Table 4. Futuregen risk assessment table 5-8, PP 5-41 to 5-46 with study analysis

Site Mechanism Annual flux ifevent occurs
Minimum(MT/YR) Maximum(MT/YR)
Jewett Leakage via Upward Migration through Caprock due to Gradual and slow release 0 4,918
Leakage via Upward Migration through Caprock due to catastrophic failure and quick release NA NA
Leakage through existing faults due to increased pressure (regional overpressure) 118 3,526
Release through induced faults due to increased pressure (local overpressure) 24 705
Leakage into non-target aquifers due to unknown structural or stratigraphic connections 2,350 79,910
Leakage into non-target aquifers due to lateral migration from the target zone 28,928 867,845
Leaks due to deep CO2 wells, high rate 11,000 11,000
Leaks due to deep CO2 wells, low rate 200 200
Leaks due to deep O&G wells, high rate 11,000 11,000
Leaks due to deep O&G wells, low rate 200 200
Leaks due to undocumented deep wells, high rate 11,000 11,000
Leaks due to undocumented deep wells, low rate 200 200

Six scenarios were used:

  1. Rapid release through cap rock.
  2. Gradual release through cap rock.
  3. CO2 injection wells.
  4. Oil & Gas wells.
  5. Undocumented wells.
  6. New and Induced faults.

Step 2: Assume detection levels and timing

In order to assume a volume of released CO2, the group used an assumption about the amount of released CO2 that could be detected through monitoring. Assumed detection levels were based on the assumed sensitivity of the monitoring equipment and the frequency of monitoring. A default was developed based on anecdotal information collected from project operators and researchers suggesting a detection level of .3TPD is a detection level (meaning smaller amounts of leakage would not be detected).

Step 3: Assume movement to near surface waters and atmosphere

The paper: ‘Detection of CO2 leakage by eddy covariance during the ZERT project’s CO2 release experiments,’ by Jennifer L. Lewicki, George E. Hilley, Marc L. Fischer, Lehua Pan, Curtis M. Oldenburg, Laura Dobeck, and Lee Spangler modeled movement of CO2 released in the subsurface. The model suggested there would be some attenuation of released CO2 in the rock formation as it migrated to the surface. Some of this CO2 would be released into near-surface groundwater and some CO2 would migrate all the way to the atmosphere. This basis approach was applied as a convention for subsurface releases from closed wells or through formations.

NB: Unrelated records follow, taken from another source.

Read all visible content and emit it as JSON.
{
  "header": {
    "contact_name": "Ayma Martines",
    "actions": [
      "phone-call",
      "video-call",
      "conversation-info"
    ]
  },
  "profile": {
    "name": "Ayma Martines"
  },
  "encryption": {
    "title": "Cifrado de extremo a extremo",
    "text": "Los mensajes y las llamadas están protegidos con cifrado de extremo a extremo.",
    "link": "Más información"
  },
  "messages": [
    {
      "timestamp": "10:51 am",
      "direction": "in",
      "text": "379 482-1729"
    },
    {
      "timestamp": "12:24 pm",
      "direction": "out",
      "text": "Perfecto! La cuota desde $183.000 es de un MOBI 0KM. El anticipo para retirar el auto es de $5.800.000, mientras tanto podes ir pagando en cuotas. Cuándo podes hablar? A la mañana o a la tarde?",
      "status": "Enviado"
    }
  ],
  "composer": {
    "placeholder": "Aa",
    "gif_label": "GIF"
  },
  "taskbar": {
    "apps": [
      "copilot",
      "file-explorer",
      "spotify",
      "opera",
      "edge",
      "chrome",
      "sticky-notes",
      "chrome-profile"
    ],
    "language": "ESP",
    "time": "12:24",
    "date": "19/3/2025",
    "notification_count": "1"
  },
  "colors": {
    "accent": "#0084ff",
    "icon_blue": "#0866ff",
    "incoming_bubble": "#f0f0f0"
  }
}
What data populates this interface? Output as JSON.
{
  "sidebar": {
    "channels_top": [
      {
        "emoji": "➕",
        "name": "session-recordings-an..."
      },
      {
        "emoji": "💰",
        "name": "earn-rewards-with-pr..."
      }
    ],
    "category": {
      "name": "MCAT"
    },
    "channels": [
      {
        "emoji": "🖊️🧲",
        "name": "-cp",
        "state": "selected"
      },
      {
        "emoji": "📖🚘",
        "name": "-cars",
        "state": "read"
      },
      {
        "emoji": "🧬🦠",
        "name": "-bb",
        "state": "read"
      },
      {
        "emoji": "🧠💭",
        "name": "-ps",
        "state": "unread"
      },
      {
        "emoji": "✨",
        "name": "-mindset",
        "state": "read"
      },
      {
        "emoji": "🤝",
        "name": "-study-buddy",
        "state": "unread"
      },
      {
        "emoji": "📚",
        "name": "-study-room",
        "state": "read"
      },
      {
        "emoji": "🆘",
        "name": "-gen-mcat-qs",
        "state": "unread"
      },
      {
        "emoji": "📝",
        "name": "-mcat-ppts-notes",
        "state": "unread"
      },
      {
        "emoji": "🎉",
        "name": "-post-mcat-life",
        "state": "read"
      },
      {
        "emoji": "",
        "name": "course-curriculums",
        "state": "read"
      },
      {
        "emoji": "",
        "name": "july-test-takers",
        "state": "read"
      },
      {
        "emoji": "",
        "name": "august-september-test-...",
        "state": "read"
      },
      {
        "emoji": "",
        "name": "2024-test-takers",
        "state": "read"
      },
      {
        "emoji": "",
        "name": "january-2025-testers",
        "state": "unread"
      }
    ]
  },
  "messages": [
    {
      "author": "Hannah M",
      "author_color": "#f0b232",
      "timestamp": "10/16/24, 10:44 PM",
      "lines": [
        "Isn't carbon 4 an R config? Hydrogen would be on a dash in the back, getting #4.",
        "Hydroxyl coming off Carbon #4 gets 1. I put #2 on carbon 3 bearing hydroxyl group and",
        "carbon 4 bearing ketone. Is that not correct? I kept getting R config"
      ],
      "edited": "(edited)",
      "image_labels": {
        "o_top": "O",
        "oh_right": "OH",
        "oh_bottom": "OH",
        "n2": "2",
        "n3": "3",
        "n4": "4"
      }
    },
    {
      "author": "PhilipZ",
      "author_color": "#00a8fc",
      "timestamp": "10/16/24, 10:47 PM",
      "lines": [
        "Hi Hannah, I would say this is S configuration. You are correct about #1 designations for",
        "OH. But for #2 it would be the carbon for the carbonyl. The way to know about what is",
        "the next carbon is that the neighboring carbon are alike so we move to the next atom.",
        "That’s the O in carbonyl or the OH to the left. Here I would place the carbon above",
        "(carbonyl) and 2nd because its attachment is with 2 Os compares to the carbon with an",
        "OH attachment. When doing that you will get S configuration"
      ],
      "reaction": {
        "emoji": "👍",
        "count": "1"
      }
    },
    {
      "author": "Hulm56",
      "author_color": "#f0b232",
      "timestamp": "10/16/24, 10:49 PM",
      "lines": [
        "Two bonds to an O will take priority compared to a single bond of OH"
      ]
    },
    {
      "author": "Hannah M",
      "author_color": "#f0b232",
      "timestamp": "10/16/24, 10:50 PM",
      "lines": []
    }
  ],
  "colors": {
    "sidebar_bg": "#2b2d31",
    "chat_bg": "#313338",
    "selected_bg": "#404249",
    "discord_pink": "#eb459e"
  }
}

The convention was to assume that 0.01% of seepage reaches groundwater and 10% of that reaches the atmosphere. Releases from operational wells were assumed to migrate quickly to the surface and then be released to the atmosphere.

Applying these steps to the six release events suggests the following:

1. Rapid release through cap rock.

Because there is no estimate of flux for this scenario in the FGRA, this pathway has not been analyzed. An option would be to use the FGRA probability for some initial period of years (perhaps 20) and assume that 50% (or some other percentage) reaches both groundwater and atmosphere. With no clear basis or consensus regarding such assumptions, it was decided not to develop this scenario.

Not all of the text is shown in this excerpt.